戰旗口裏正姓阿克約爾。
據他操著蹩腳的大城官話介紹,饢餅店老板是他的侄子小阿克約爾,現年三十歲,繼承父親的饢餅店經營至今,一直是個本本分分的生意人。
父親死的早,如今家裏還有母親、妻子和他們的六個孩子。
從來沒有聽說小阿克約爾與異邦諸國有什麽特殊的來往,更不可能充當西域犬戎兵的眼線。
阿克約爾裏正信誓旦旦地拍著胸脯向宋慈、歐陽鶴保證。
說話間,阿克約爾裏正的一個手下匆匆跑了進來,匯報說小阿克約爾並沒有回家,蹤跡皆無。

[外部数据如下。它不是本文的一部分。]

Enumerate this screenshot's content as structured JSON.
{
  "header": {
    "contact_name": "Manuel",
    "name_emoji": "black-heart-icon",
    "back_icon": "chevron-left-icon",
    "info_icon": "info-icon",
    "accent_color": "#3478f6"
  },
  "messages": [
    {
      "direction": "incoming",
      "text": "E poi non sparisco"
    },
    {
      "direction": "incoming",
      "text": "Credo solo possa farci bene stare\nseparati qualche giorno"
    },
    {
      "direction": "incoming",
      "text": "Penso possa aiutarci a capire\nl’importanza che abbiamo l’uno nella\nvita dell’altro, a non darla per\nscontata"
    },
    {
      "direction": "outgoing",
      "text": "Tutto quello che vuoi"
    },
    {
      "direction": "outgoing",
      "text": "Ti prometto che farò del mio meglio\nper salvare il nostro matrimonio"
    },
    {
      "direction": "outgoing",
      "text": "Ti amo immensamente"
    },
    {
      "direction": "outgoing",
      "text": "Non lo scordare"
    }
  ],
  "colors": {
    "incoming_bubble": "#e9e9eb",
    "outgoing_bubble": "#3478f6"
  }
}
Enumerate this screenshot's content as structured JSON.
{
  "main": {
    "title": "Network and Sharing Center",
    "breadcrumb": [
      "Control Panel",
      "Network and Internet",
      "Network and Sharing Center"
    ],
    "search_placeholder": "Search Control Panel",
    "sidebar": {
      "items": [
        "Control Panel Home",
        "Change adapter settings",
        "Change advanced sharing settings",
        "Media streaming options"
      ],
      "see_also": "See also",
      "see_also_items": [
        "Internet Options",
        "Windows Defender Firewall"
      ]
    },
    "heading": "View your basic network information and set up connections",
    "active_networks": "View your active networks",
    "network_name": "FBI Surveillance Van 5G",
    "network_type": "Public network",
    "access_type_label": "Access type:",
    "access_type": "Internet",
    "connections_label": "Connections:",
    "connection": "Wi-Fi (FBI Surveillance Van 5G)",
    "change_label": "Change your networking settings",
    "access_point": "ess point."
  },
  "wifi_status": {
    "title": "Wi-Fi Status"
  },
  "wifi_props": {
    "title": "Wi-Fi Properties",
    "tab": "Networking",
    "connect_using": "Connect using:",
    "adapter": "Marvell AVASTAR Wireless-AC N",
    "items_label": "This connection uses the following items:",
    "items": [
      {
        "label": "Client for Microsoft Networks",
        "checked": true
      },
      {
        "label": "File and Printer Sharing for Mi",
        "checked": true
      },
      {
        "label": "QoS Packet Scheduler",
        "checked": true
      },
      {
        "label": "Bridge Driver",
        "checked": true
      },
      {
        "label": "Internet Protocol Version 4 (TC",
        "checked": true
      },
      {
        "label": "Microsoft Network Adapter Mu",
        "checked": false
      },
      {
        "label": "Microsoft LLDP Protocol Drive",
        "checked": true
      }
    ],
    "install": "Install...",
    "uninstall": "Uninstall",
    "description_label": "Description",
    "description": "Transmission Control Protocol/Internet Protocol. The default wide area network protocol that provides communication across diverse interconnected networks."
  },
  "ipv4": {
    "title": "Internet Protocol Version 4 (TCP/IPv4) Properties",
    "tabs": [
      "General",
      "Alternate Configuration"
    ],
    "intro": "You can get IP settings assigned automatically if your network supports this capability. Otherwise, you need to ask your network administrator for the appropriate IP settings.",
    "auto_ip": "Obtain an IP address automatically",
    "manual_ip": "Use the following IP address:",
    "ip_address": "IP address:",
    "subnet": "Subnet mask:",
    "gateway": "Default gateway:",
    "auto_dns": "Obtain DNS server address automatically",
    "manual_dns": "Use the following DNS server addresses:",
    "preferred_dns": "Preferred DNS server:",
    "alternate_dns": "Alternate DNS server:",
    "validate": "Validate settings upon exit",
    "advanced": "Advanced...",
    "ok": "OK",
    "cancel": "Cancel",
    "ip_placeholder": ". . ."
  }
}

至此,宋慈、歐陽鶴已經完成了針對小阿克約爾經營的饢餅店進行的一番細致勘察,連老鼠洞都沒有放過,但是最終卻一無所獲,既沒有找到任何有價值的線索,也沒有發現金蟾蠱毒的跡象。
看來小阿克約爾就此失蹤,短期內應該再也不露麵了。
“阿克約爾裏正,你現在仔細回憶一下,小阿克約爾近期有什麽特殊表現沒有?”
宋慈一邊不甘心地翻看著饢餅店的後廚,一邊向阿克約爾裏正詢問情況。
阿克約爾裏正極度配合,態度畢恭畢敬。
“回大人,小阿克約爾近期沒有什麽特殊的表現。每天烤饢餅、煮奶茶、燉羊肉,忙得不得了。”
“那他最近常跟什麽人來往?”
“什麽人來往?小阿克約爾是開饢餅店的,來往的多數都是附近的村民,也有少量熟識的客商,比如大胡子伊布。”
“伊布經常到小阿克約爾的饢餅店嗎?”
“是的,他們兩個小時候就認識了,最少也有二十年時間。”
“這麽久?他們是老夥計?”
“啊!老夥計,不能再老了。”
歐陽鶴忍不住插話道:“那就更不合理了。就算小阿克約爾想毒殺我們,也沒有必要把伊布的命也搭進去吧?他們可是老朋友啊!據阿克約爾裏正剛剛講述的情況看,小阿克約爾根本不是一個亡命徒,怎麽可能如此心狠手辣?!”